Toelichting bij COM(2022)79 - EU-standpunt met betrekking tot de wijziging van Annex IX en Protocol 37 van de EER-overeenkomst - Hoofdinhoud
Dit is een beperkte versie
U kijkt naar een beperkte versie van dit dossier in de EU Monitor.
dossier | COM(2022)79 - EU-standpunt met betrekking tot de wijziging van Annex IX en Protocol 37 van de EER-overeenkomst . |
---|---|
bron | COM(2022)79 |
datum | 04-03-2022 |
Dit voorstel betreft het besluit tot vaststelling van het namens de Unie in het Gemengd Comité van de EER in te nemen standpunt in verband met de beoogde vaststelling van het besluit van het Gemengd Comité betreffende een wijziging van bijlage IX (Financiële diensten) en Protocol nr.37 (houdende de lijst bedoeld in artikel 101) bij de EER-Overeenkomst.
2. Achtergrond van het voorstel
2.1. De EER-Overeenkomst
De Overeenkomst betreffende de Europese Economische Ruimte (hierna “de EER-Overeenkomst” genoemd) waarborgt gelijke rechten en verplichtingen binnen de interne markt voor burgers en marktdeelnemers in de EER. De EER-Overeenkomst voorziet in de opname van EU-wetgeving met betrekking tot de vier vrijheden in de 30 EER-staten, bestaande uit de EU-lidstaten, Noorwegen, IJsland en Liechtenstein. Daarnaast heeft de EER-Overeenkomst betrekking op samenwerking op andere belangrijke gebieden, zoals onderzoek en ontwikkeling, onderwijs, sociaal beleid, milieu, consumentenbescherming, toerisme en cultuur, gezamenlijk aangeduid als “flankerend en horizontaal” beleid. De overeenkomst is op 1 januari 1994 in werking getreden. De Europese Unie is samen met haar lidstaten partij bij de EER-Overeenkomst.

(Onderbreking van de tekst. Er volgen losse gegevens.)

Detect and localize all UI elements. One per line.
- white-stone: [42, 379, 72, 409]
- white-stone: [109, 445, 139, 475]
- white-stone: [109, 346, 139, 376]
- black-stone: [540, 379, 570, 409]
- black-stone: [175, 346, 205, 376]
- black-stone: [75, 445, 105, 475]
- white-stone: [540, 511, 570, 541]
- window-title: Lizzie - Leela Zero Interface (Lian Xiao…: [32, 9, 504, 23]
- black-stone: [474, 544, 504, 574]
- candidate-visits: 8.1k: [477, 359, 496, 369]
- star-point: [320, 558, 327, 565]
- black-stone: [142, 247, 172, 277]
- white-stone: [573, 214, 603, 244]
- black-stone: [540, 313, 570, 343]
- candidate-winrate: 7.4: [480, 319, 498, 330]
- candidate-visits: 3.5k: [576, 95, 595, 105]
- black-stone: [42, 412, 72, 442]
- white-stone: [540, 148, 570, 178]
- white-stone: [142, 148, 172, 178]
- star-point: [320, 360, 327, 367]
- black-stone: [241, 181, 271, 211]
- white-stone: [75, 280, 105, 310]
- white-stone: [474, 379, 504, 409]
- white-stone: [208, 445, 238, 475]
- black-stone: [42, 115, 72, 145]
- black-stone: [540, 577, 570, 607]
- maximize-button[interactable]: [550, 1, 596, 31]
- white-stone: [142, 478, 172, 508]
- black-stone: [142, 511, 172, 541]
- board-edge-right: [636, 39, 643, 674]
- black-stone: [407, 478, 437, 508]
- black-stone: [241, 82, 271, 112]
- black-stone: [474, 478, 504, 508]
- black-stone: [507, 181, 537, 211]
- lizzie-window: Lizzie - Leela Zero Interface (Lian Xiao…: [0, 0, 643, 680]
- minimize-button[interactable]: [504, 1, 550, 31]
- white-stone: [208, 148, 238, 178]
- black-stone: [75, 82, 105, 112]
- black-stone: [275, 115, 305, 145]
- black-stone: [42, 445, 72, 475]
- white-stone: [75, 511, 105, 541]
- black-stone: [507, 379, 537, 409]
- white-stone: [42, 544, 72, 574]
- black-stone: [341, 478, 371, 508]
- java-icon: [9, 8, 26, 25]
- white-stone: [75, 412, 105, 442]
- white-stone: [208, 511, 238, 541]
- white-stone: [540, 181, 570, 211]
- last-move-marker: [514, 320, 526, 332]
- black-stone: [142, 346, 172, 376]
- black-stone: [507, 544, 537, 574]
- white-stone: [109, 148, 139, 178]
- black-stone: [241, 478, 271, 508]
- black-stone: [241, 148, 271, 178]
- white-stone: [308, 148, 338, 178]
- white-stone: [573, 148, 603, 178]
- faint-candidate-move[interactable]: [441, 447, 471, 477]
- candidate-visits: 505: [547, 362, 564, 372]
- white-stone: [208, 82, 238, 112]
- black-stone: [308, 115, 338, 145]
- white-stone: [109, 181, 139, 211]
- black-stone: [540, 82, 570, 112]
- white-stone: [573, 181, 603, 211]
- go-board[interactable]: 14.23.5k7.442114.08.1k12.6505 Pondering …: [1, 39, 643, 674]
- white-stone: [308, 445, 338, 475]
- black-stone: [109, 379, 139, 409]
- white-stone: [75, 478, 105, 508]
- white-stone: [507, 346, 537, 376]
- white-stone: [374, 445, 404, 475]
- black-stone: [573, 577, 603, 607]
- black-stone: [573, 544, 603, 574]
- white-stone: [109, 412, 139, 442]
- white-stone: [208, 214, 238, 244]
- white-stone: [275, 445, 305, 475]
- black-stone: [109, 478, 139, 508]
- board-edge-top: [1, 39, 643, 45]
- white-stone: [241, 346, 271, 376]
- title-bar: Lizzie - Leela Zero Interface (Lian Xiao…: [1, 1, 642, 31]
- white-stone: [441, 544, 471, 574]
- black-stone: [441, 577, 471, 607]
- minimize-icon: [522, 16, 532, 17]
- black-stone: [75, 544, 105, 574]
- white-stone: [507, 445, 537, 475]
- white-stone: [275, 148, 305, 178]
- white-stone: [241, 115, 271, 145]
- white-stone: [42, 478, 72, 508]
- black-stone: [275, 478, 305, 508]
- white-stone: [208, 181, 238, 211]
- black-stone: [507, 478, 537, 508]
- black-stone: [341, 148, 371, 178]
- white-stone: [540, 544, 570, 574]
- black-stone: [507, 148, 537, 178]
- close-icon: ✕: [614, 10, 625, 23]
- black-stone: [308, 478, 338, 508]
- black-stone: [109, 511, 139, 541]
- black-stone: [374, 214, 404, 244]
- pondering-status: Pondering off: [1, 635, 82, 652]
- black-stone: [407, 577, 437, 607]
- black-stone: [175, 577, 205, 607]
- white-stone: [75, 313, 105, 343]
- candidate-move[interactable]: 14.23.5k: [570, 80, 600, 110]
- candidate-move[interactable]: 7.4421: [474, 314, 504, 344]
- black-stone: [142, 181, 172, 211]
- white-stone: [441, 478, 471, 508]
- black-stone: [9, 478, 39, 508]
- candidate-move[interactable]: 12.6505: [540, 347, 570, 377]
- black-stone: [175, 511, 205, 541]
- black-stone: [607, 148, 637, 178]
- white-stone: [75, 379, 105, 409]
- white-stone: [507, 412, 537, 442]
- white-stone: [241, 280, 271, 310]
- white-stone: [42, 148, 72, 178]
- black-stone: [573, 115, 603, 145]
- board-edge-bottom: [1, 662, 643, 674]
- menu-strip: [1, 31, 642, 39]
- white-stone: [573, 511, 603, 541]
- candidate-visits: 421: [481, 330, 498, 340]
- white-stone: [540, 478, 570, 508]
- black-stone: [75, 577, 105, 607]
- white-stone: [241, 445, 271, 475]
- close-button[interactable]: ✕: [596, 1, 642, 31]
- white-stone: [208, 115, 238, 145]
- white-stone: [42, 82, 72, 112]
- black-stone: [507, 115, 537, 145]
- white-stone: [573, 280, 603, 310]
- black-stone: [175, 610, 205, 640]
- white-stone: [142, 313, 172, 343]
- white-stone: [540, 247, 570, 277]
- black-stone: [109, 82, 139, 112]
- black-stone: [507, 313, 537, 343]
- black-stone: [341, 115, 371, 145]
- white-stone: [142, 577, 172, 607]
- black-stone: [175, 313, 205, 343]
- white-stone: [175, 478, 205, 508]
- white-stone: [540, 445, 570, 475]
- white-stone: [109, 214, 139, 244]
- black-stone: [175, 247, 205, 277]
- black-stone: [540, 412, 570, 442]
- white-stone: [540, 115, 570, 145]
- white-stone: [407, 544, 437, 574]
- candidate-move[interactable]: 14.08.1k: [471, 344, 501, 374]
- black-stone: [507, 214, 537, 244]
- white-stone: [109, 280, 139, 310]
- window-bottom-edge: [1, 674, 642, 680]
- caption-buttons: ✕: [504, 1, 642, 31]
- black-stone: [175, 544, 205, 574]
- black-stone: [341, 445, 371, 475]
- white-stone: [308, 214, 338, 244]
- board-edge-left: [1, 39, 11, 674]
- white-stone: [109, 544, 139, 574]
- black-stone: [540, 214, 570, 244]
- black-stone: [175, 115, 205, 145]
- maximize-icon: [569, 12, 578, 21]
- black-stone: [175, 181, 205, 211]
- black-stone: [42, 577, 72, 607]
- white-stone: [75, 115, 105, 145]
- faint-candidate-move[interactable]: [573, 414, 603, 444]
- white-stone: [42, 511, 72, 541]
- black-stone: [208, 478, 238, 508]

2.2. Het Gemengd Comité van de EER
Het Gemengd Comité van de EER is verantwoordelijk voor het beheer van de EER-Overeenkomst. Het is een forum voor het uitwisselen van standpunten in verband met de werking van de EER-Overeenkomst. Het Gemengd Comité neemt zijn besluiten bij consensus.
2.3. De beoogde handeling van het Gemengd Comité van de EER
Het Gemengd Comité van de EER zal naar verwachting het besluit van het Gemengd Comité van de EER vaststellen tot wijziging van bijlage IX (Financiële diensten) en Protocol nr. 37 (houdende de lijst bedoeld in artikel 101) bij de EER-Overeenkomst (hierna “de beoogde handeling” genoemd).
Doel van de beoogde handeling is Verordening (EU) 2019/2088 van het Europees Parlement en de Raad van 27 november 2019 betreffende informatieverschaffing over duurzaamheid in de financiëledienstensector1 en Verordening (EU) 2020/852 van het Europees Parlement en de Raad van 18 juni 2020 betreffende de totstandbrenging van een kader ter bevordering van duurzame beleggingen en tot wijziging van Verordening (EU) 2019/20882 in de EER-Overeenkomst op te nemen.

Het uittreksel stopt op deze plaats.